In recent weeks, Israel Hayom has featured a barrage of worrying reports on Iran's nuclear progress and Washington's failure to halt it. But over the last few days, something interesting has happened: Last Friday, the paper instead highlighted a statement by Gen. Martin Dempsey, chairman of the U.S. Joint Chiefs of Staff, that he doesn't want America to be "complicit" in an Israeli attack on Iran right now. The International Atomic Energy Agency's disturbing report on Iran's nuclear program got second billing.

On Sunday, Iran was mostly relegated to the daily's inside pages. On Monday, it returned to the headlines, but only in the form of Israel Defense Forces Chief of Staff Benny Gantz's vague statement that the IDF can act "anywhere, anytime."

In short, the paper that has been beating the war drums for weeks is now muting them. Does this indicate that Netanyahu is seeking a ladder to climb down from the tree?

The number of Israeli statements and leaks about Iran has been so large, and the analyses of what Netanyahu and Defense Minister Ehud Barak really intend so contradictory, that people are grasping at straws in an effort to figure out where things are headed.

Here is a less speculative assessment: In the Iranian poker game, which they are playing primarily against Washington, Netanyahu and Barak raised the stakes a few weeks ago. From Haaretz's interview with "the decision maker," aka Barak, to the leaks of classified information regarding the dialogue with the United States, Netanyahu and Barak have been ratcheting up the pressure. But they appear to have overplayed their hand.

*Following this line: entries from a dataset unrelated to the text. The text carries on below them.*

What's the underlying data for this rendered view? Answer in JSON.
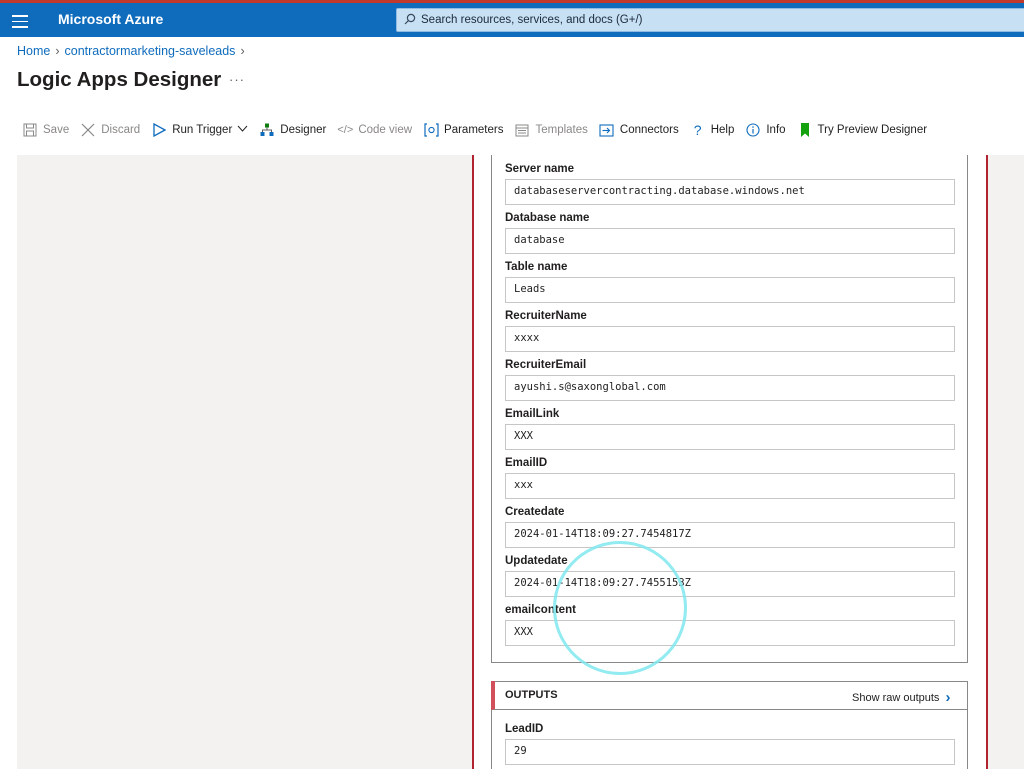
{
  "topbar": {
    "brand": "Microsoft Azure",
    "search_placeholder": "Search resources, services, and docs (G+/)"
  },
  "breadcrumb": {
    "home": "Home",
    "resource": "contractormarketing-saveleads"
  },
  "page": {
    "title": "Logic Apps Designer",
    "more": "···"
  },
  "toolbar": {
    "save": "Save",
    "discard": "Discard",
    "run_trigger": "Run Trigger",
    "designer": "Designer",
    "code_view": "Code view",
    "parameters": "Parameters",
    "templates": "Templates",
    "connectors": "Connectors",
    "help": "Help",
    "info": "Info",
    "try_preview": "Try Preview Designer"
  },
  "inputs": {
    "fields": [
      {
        "label": "Server name",
        "value": "databaseservercontracting.database.windows.net"
      },
      {
        "label": "Database name",
        "value": "database"
      },
      {
        "label": "Table name",
        "value": "Leads"
      },
      {
        "label": "RecruiterName",
        "value": "xxxx"
      },
      {
        "label": "RecruiterEmail",
        "value": "ayushi.s@saxonglobal.com"
      },
      {
        "label": "EmailLink",
        "value": "XXX"
      },
      {
        "label": "EmailID",
        "value": "xxx"
      },
      {
        "label": "Createdate",
        "value": "2024-01-14T18:09:27.7454817Z"
      },
      {
        "label": "Updatedate",
        "value": "2024-01-14T18:09:27.7455153Z"
      },
      {
        "label": "emailcontent",
        "value": "XXX"
      }
    ]
  },
  "outputs": {
    "title": "OUTPUTS",
    "show_raw": "Show raw outputs",
    "fields": [
      {
        "label": "LeadID",
        "value": "29"
      }
    ]
  },
  "colors": {
    "topbar": "#0f6cbd",
    "card_border": "#b0232f",
    "link": "#0f6cbd",
    "annotation": "#7fe7ef"
  }
}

The result has been a tougher American stance that has led Israel to calm down a bit, as reflected in recent reports that Barak has changed his mind and now opposes attacking at this time. Thus many officials now believe an attack is not as inevitable as it previously seemed.

Yet the disagreement between Jerusalem and Washington over Iran has become even more fraught, and the issue of American support for Israel has consequently gained prominence in the U.S. presidential campaign. Over the long run, this is liable to be a serious mistake.

In the best case, described as a possibility in a leak Monday to the New York Times, President Barack Obama will publicly set red lines and promise to attack if Iran crosses them. In the worst case, he will make do with vague generalities about Iran - but will certainly remember to settle accounts with Netanyahu if he is reelected. Either way, it's hard to dismiss the damage the recent outpouring of Israeli verbiage has done to our strategic relationship with America.